KEY POINTS:
How big is the income gap for New Zealand and Australian workers _ how long is a piece of string?
The widening take-home-pay gap between workers in equivalent jobs in New Zealand and Australia is a political sore point and something of an election issue. But getting a handle on the size of the gap is tricky.
Variables include what job you're in, tax thresholds, whether it's a single or dual income earning household, the number of children, family benefit thresholds, Kiwisaver contributions, ACC levies here and Medicare levies there.
What's more important _ pay rates or incomes? It's apparent that Australian pay rates tend to be higher for the same job _ from just 5 per cent to 30 or 40 per cent depending on the occupation. But factor in Australia's generally higher cost of living _ for housing, food and even vehicles _ and maybe we're not so badly off here.
Tax rates are significantly influenced by income levels and dependent children. It appears that Australia is more generous in supporting older children still at home, particularly tertiary students.
Weekend Herald calculations using the respective tax departments' website calculators found a pay gap of 14.5 per cent for an average income-earning couple with two teenagers.
The Labour Government cites an OECD report from last year measuring the average wage (after tax) in NZ at 26 per cent lower than Australia's.
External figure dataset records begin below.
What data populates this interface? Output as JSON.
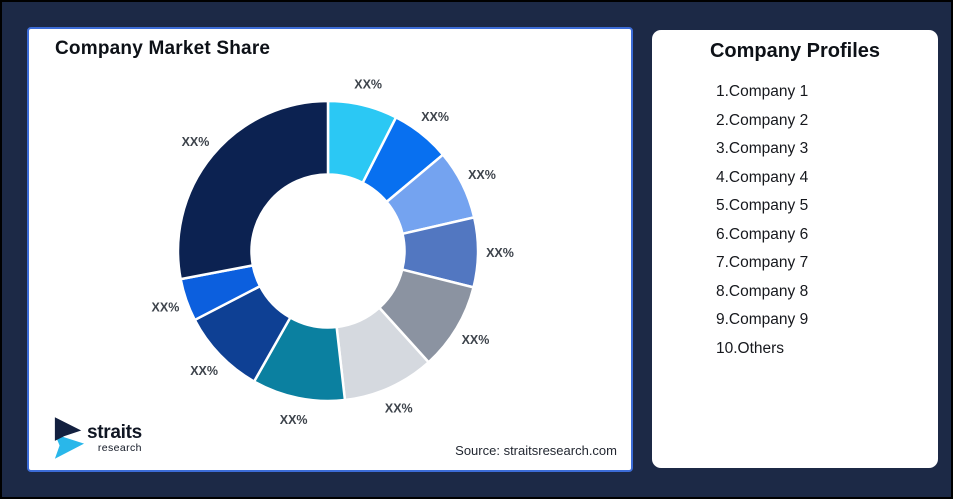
{
  "page": {
    "background_color": "#1C2946",
    "frame_border_color": "#000000"
  },
  "market_share_card": {
    "title": "Company Market Share",
    "source": "Source: straitsresearch.com",
    "border_color": "#3C6CD7",
    "background_color": "#FFFFFF"
  },
  "logo": {
    "name": "straits",
    "sub": "research",
    "navy_color": "#13203F",
    "cyan_color": "#29B7EA"
  },
  "profiles": {
    "title": "Company Profiles",
    "items": [
      "1.Company 1",
      "2.Company 2",
      "3.Company 3",
      "4.Company 4",
      "5.Company 5",
      "6.Company 6",
      "7.Company 7",
      "8.Company 8",
      "9.Company 9",
      "10.Others"
    ]
  },
  "chart_data": {
    "type": "pie",
    "subtype": "donut",
    "title": "Company Market Share",
    "unit": "%",
    "direction": "clockwise_from_top",
    "inner_radius_ratio": 0.51,
    "label_color": "#3D434B",
    "legend": "none",
    "all_labels_masked_as": "XX%",
    "segments": [
      {
        "label": "XX%",
        "value_pct_est": 7.5,
        "color": "#2BC8F4"
      },
      {
        "label": "XX%",
        "value_pct_est": 6.4,
        "color": "#0870F0"
      },
      {
        "label": "XX%",
        "value_pct_est": 7.5,
        "color": "#74A3F0"
      },
      {
        "label": "XX%",
        "value_pct_est": 7.5,
        "color": "#5277C1"
      },
      {
        "label": "XX%",
        "value_pct_est": 9.4,
        "color": "#8B93A1"
      },
      {
        "label": "XX%",
        "value_pct_est": 9.9,
        "color": "#D5D9DF"
      },
      {
        "label": "XX%",
        "value_pct_est": 10.0,
        "color": "#0B80A0"
      },
      {
        "label": "XX%",
        "value_pct_est": 9.2,
        "color": "#0E4094"
      },
      {
        "label": "XX%",
        "value_pct_est": 4.6,
        "color": "#0C5FDE"
      },
      {
        "label": "XX%",
        "value_pct_est": 28.0,
        "color": "#0C2251"
      }
    ]
  }
}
The gap is growing, according to the OECD. Allowing for inflation, the average wage rose 11 per cent in NZ between 2000 and 2006 and by 18 per cent across the Tasman _ but the NZ figure excludes tax credits for qualifying households with children.
Prime Minister Helen Clark says the gap is no worse than in the 1990s when it "blew out" from 19 to 28 per cent after National introduced the Employment Contracts Act and the national award system crumbled. National claims the after-tax wage gap has risen to 38 per cent under Labour. It arrives at this figure using a complex formula to adjust for cost of living and exchange rate differences, which have widened in the past year.
But differences in the way the two countries' statistics departments calculate average earnings make an apples-with-apples comparison very difficult. New Zealand's figure includes full-time and part-time workers and those aged 15 years and over _ both of which drag the average down. National compares that figure with the average for Australians in full-time work only, and aged 21 and over. Their formula makes some allowance for the age discrepancy but the part-time worker factor is unresolved. Over to the experts.
Consultants NZIER produced a post-Budget 2008 model for a dual-income household with one child, earning a combined $65,000. With taxes and levies deducted and family benefits added, the Australian household in 2007/08 had $6361 more in the hand, an income gap of 11.3 per cent.
The big culprit here was tax rates. The New Zealand primary income earner paid an average 20.1 per cent in tax and the secondary earner 16.6 per cent; the Australian main income earner paid 14.4 per cent, the secondary earner 3.9 per cent.
However, tax changes introduced in the Budget will see the gap narrow by $1055 this year, to $5306.
A new NZIER discussion paper When will New Zealand catch up with Australia? claims the income gap in Queensland and NSW (where two-thirds of Kiwis have settled) is 25 to 28 per cent _ and widening.
If incomes in the two countries continue to rise at current rates, it will take 140 years to close the income gap with Australia, says the report. That's because New Zealand's average income annual growth has averaged 2.02 per cent a year this decade and Australia's 1.81 per cent. If New Zealand's growth rate doubled, the income gap would disappear in 13 years.